In the scene, which aired on Oct. 2, Kelce’s character Ed Lachlan helped Nash-Betts’ Lois Tryon break out of the hospital after she crashed her car while drunk driving. The pair left the hospital hand-in-hand in a dream-like sequence before hopping into a red convertible and driving off.
Ryan Murphy, who created the series and created the role specifically for Kelce, told The Hollywood Reporter that the scene is “a little Taylor Swift nod” given that the characters hop “into the red getaway car.”
The reference is, of course, to a song from Swift’s 2017 album Reputation, titled “Getaway Car.”
After the episode premiered earlier this month, fans were quick to point out the reference that was seemingly made to the Swift song on social media.
A fan page for the 35-year-old Kansas City Chiefs tight end posted a clip of the scene on X (formerly Twitter), and several of the replies pointed out that Kelce was having his very own onscreen getaway car moment.
Another fan pointed out the possible connection on TikTok, writing over a clip from the episode, “Does this look familiar Swifties?! 😍😍.”
“This can’t be a coincidence!” the fan wrote in the post’s caption.

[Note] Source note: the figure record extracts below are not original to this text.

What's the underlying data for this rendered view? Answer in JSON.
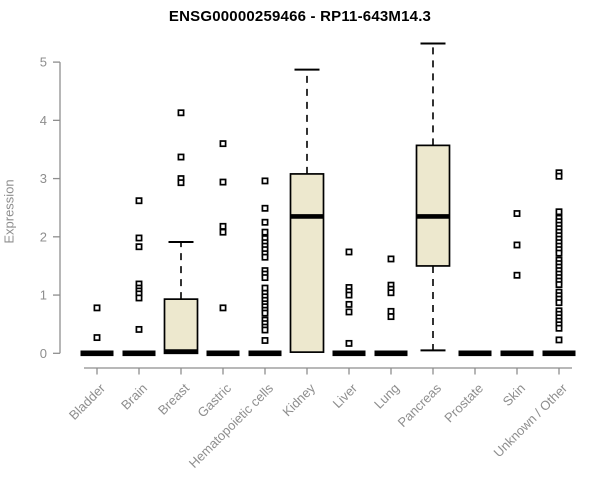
{
  "chart_data": {
    "type": "boxplot",
    "title": "ENSG00000259466 - RP11-643M14.3",
    "ylabel": "Expression",
    "xlabel": "",
    "ylim": [
      0,
      5
    ],
    "yticks": [
      0,
      1,
      2,
      3,
      4,
      5
    ],
    "grid": false,
    "legend": "none",
    "colors": {
      "box_fill": "#EDE8CE",
      "box_stroke": "#000000",
      "median": "#000000",
      "outlier_stroke": "#000000",
      "outlier_fill": "#ffffff",
      "axis": "#8e8e8e",
      "tick_text": "#8e8e8e",
      "title_text": "#000000"
    },
    "categories": [
      "Bladder",
      "Brain",
      "Breast",
      "Gastric",
      "Hematopoietic cells",
      "Kidney",
      "Liver",
      "Lung",
      "Pancreas",
      "Prostate",
      "Skin",
      "Unknown / Other"
    ],
    "series": [
      {
        "category": "Bladder",
        "q1": 0,
        "median": 0,
        "q3": 0,
        "whisker_low": 0,
        "whisker_high": 0,
        "outliers": [
          0.78,
          0.27
        ]
      },
      {
        "category": "Brain",
        "q1": 0,
        "median": 0,
        "q3": 0,
        "whisker_low": 0,
        "whisker_high": 0,
        "outliers": [
          2.62,
          1.98,
          1.83,
          1.19,
          1.12,
          1.07,
          1.02,
          0.95,
          0.41
        ]
      },
      {
        "category": "Breast",
        "q1": 0,
        "median": 0.03,
        "q3": 0.93,
        "whisker_low": 0,
        "whisker_high": 1.91,
        "outliers": [
          4.13,
          3.37,
          3.0,
          2.93
        ]
      },
      {
        "category": "Gastric",
        "q1": 0,
        "median": 0,
        "q3": 0,
        "whisker_low": 0,
        "whisker_high": 0,
        "outliers": [
          3.6,
          2.94,
          2.18,
          2.08,
          0.78
        ]
      },
      {
        "category": "Hematopoietic cells",
        "q1": 0,
        "median": 0,
        "q3": 0,
        "whisker_low": 0,
        "whisker_high": 0,
        "outliers": [
          2.96,
          2.49,
          2.25,
          2.08,
          1.97,
          1.9,
          1.84,
          1.78,
          1.71,
          1.65,
          1.42,
          1.36,
          1.3,
          1.12,
          1.03,
          0.97,
          0.91,
          0.85,
          0.8,
          0.74,
          0.69,
          0.57,
          0.51,
          0.45,
          0.4,
          0.22
        ]
      },
      {
        "category": "Kidney",
        "q1": 0.02,
        "median": 2.35,
        "q3": 3.08,
        "whisker_low": 0.02,
        "whisker_high": 4.87,
        "outliers": []
      },
      {
        "category": "Liver",
        "q1": 0,
        "median": 0,
        "q3": 0,
        "whisker_low": 0,
        "whisker_high": 0,
        "outliers": [
          1.74,
          1.13,
          1.06,
          1.0,
          0.84,
          0.71,
          0.17
        ]
      },
      {
        "category": "Lung",
        "q1": 0,
        "median": 0,
        "q3": 0,
        "whisker_low": 0,
        "whisker_high": 0,
        "outliers": [
          1.62,
          1.17,
          1.1,
          1.04,
          0.72,
          0.63
        ]
      },
      {
        "category": "Pancreas",
        "q1": 1.5,
        "median": 2.35,
        "q3": 3.57,
        "whisker_low": 0.05,
        "whisker_high": 5.32,
        "outliers": []
      },
      {
        "category": "Prostate",
        "q1": 0,
        "median": 0,
        "q3": 0,
        "whisker_low": 0,
        "whisker_high": 0,
        "outliers": []
      },
      {
        "category": "Skin",
        "q1": 0,
        "median": 0,
        "q3": 0,
        "whisker_low": 0,
        "whisker_high": 0,
        "outliers": [
          2.4,
          1.86,
          1.34
        ]
      },
      {
        "category": "Unknown / Other",
        "q1": 0,
        "median": 0,
        "q3": 0,
        "whisker_low": 0,
        "whisker_high": 0,
        "outliers": [
          3.1,
          3.04,
          2.43,
          2.32,
          2.26,
          2.2,
          2.14,
          2.08,
          2.02,
          1.96,
          1.9,
          1.84,
          1.78,
          1.72,
          1.6,
          1.54,
          1.48,
          1.42,
          1.36,
          1.3,
          1.24,
          1.18,
          1.05,
          0.99,
          0.93,
          0.87,
          0.73,
          0.67,
          0.61,
          0.55,
          0.49,
          0.43,
          0.23
        ]
      }
    ]
  }
}
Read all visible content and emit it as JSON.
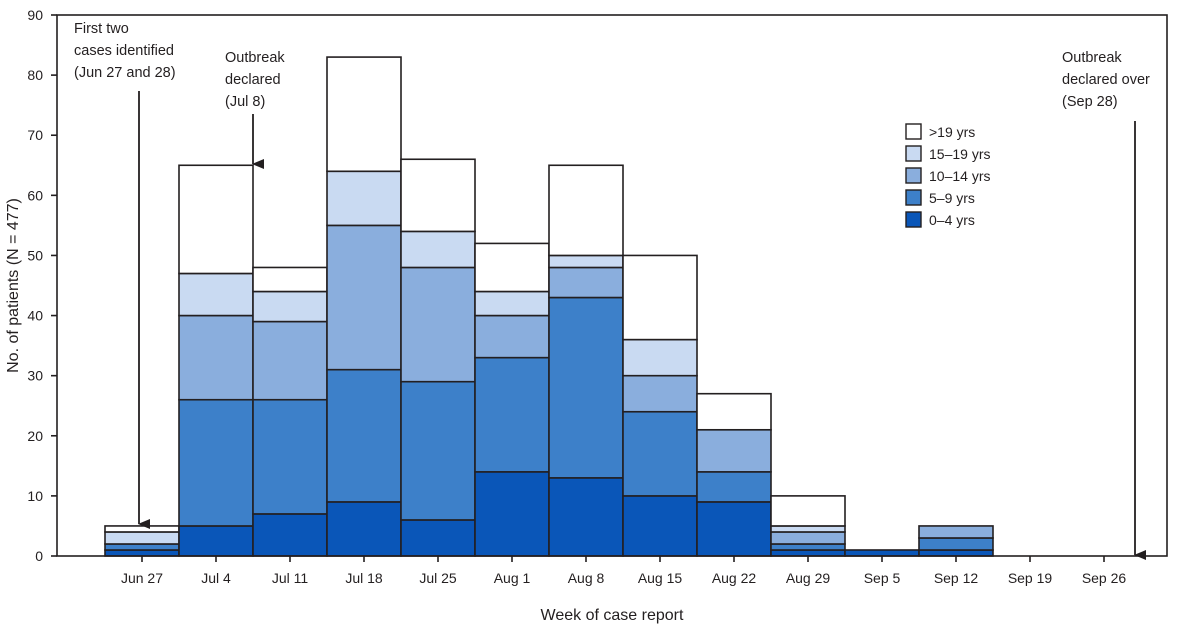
{
  "chart_data": {
    "type": "bar",
    "stacked": true,
    "xlabel": "Week of case report",
    "ylabel": "No. of patients (N = 477)",
    "ylim": [
      0,
      90
    ],
    "yticks": [
      0,
      10,
      20,
      30,
      40,
      50,
      60,
      70,
      80,
      90
    ],
    "categories": [
      "Jun 27",
      "Jul 4",
      "Jul 11",
      "Jul 18",
      "Jul 25",
      "Aug 1",
      "Aug 8",
      "Aug 15",
      "Aug 22",
      "Aug 29",
      "Sep 5",
      "Sep 12",
      "Sep 19",
      "Sep 26"
    ],
    "series": [
      {
        "name": "0–4 yrs",
        "color": "#0a56b8",
        "values": [
          1,
          5,
          7,
          9,
          6,
          14,
          13,
          10,
          9,
          1,
          1,
          1,
          0,
          0
        ]
      },
      {
        "name": "5–9 yrs",
        "color": "#3d80c9",
        "values": [
          1,
          21,
          19,
          22,
          23,
          19,
          30,
          14,
          5,
          1,
          0,
          2,
          0,
          0
        ]
      },
      {
        "name": "10–14 yrs",
        "color": "#8aaedd",
        "values": [
          0,
          14,
          13,
          24,
          19,
          7,
          5,
          6,
          7,
          2,
          0,
          2,
          0,
          0
        ]
      },
      {
        "name": "15–19 yrs",
        "color": "#c9daf2",
        "values": [
          2,
          7,
          5,
          9,
          6,
          4,
          2,
          6,
          0,
          1,
          0,
          0,
          0,
          0
        ]
      },
      {
        "name": ">19 yrs",
        "color": "#ffffff",
        "values": [
          1,
          18,
          4,
          19,
          12,
          8,
          15,
          14,
          6,
          5,
          0,
          0,
          0,
          0
        ]
      }
    ],
    "legend": {
      "position": "top-right",
      "order": [
        ">19 yrs",
        "15–19 yrs",
        "10–14 yrs",
        "5–9 yrs",
        "0–4 yrs"
      ]
    },
    "grid": false,
    "annotations": [
      {
        "lines": [
          "First two",
          "cases identified",
          "(Jun 27 and 28)"
        ],
        "points_to": "Jun 27"
      },
      {
        "lines": [
          "Outbreak",
          "declared",
          "(Jul 8)"
        ],
        "points_to": "Jul 8"
      },
      {
        "lines": [
          "Outbreak",
          "declared over",
          "(Sep 28)"
        ],
        "points_to": "Sep 28"
      }
    ]
  }
}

Since Kelce made his debut as Ed Lachlan on the FX series, the show’s world has come apart. On the Oct. 16 episode, it was revealed that Lois (Nash-Betts) has actually been in a coma the whole time — and the vicious murderer she’s been hunting was all a vision inside her head.
The reveal adds some context to the getaway car scene, too, as Murphy told THR that originally, Kelce and Nash-Betts “drive off to this black limbic space, which makes absolutely no sense. But it does make sense now, because you know [Lois] is in a coma.”

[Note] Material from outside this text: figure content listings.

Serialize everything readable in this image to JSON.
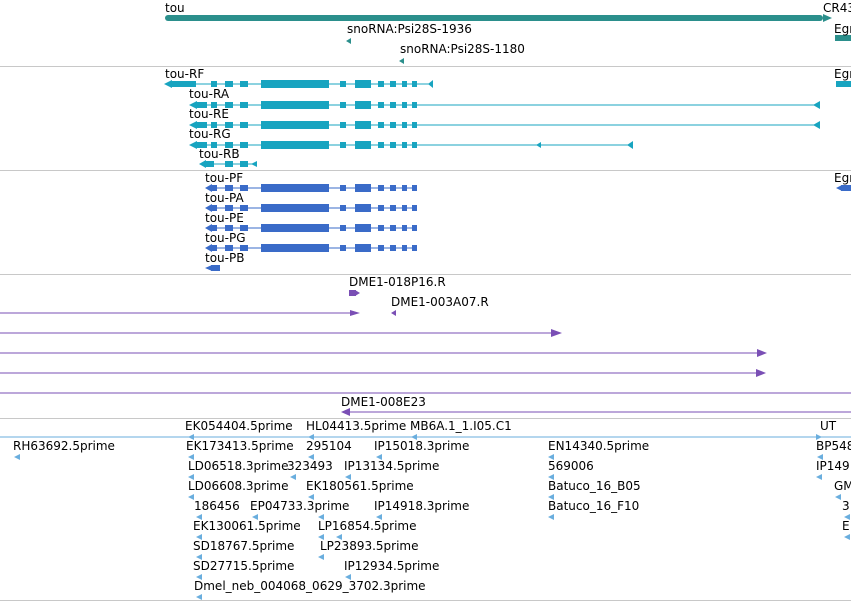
{
  "colors": {
    "gene": "#2b8f8c",
    "transcript": "#18a4c0",
    "protein": "#3a6bc8",
    "clone": "#7a4fb5",
    "est": "#6aaede",
    "line": "#7a4fb5"
  },
  "genes": {
    "tou": "tou",
    "cr43": "CR43",
    "egr1": "Egr",
    "snorna1936": "snoRNA:Psi28S-1936",
    "snorna1180": "snoRNA:Psi28S-1180"
  },
  "transcripts": {
    "rf": "tou-RF",
    "ra": "tou-RA",
    "re": "tou-RE",
    "rg": "tou-RG",
    "rb": "tou-RB",
    "egr2": "Egr"
  },
  "proteins": {
    "pf": "tou-PF",
    "pa": "tou-PA",
    "pe": "tou-PE",
    "pg": "tou-PG",
    "pb": "tou-PB",
    "egr3": "Egr"
  },
  "clones": {
    "c1": "DME1-018P16.R",
    "c2": "DME1-003A07.R",
    "c3": "DME1-008E23"
  },
  "ests": {
    "rh63692": "RH63692.5prime",
    "ek054404": "EK054404.5prime",
    "hl04413": "HL04413.5prime",
    "mb6a": "MB6A.1_1.I05.C1",
    "ut": "UT",
    "ek173413": "EK173413.5prime",
    "n295104": "295104",
    "ip15018": "IP15018.3prime",
    "en14340": "EN14340.5prime",
    "bp548": "BP548",
    "ld06518": "LD06518.3prime",
    "n323493": "323493",
    "ip13134": "IP13134.5prime",
    "n569006": "569006",
    "ip149": "IP149",
    "ld06608": "LD06608.3prime",
    "ek180561": "EK180561.5prime",
    "batuco05": "Batuco_16_B05",
    "gm": "GM",
    "n186456": "186456",
    "ep04733": "EP04733.3prime",
    "ip14918": "IP14918.3prime",
    "batuco10": "Batuco_16_F10",
    "n3": "3",
    "ek130061": "EK130061.5prime",
    "lp16854": "LP16854.5prime",
    "e": "E",
    "sd18767": "SD18767.5prime",
    "lp23893": "LP23893.5prime",
    "sd27715": "SD27715.5prime",
    "ip12934": "IP12934.5prime",
    "dmel": "Dmel_neb_004068_0629_3702.3prime"
  }
}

Another layer of that reveal is that all the characters fans have come to know from Lois’ dream-like state are not who they were believed to be.
Her husband, Marshall (Courtney B. Vance) is alive and well; her daughter Merritt (Raven Goodwin) is a doctor working to find a cure for cancer who is married to a downtrodden and disheveled Ed (Kelce). Father Charlie (Nicholas Alexander Chavez) and Sister Megan (Micaela Diamond) are also not who they seem to be.
Charlie is actually Lois’ doctor in the hospital, while Megan is a detective who works with Lois in the police force.
Grotesquerie airs Wednesdays at 10 p.m. ET on FX and streams the next day on Hulu.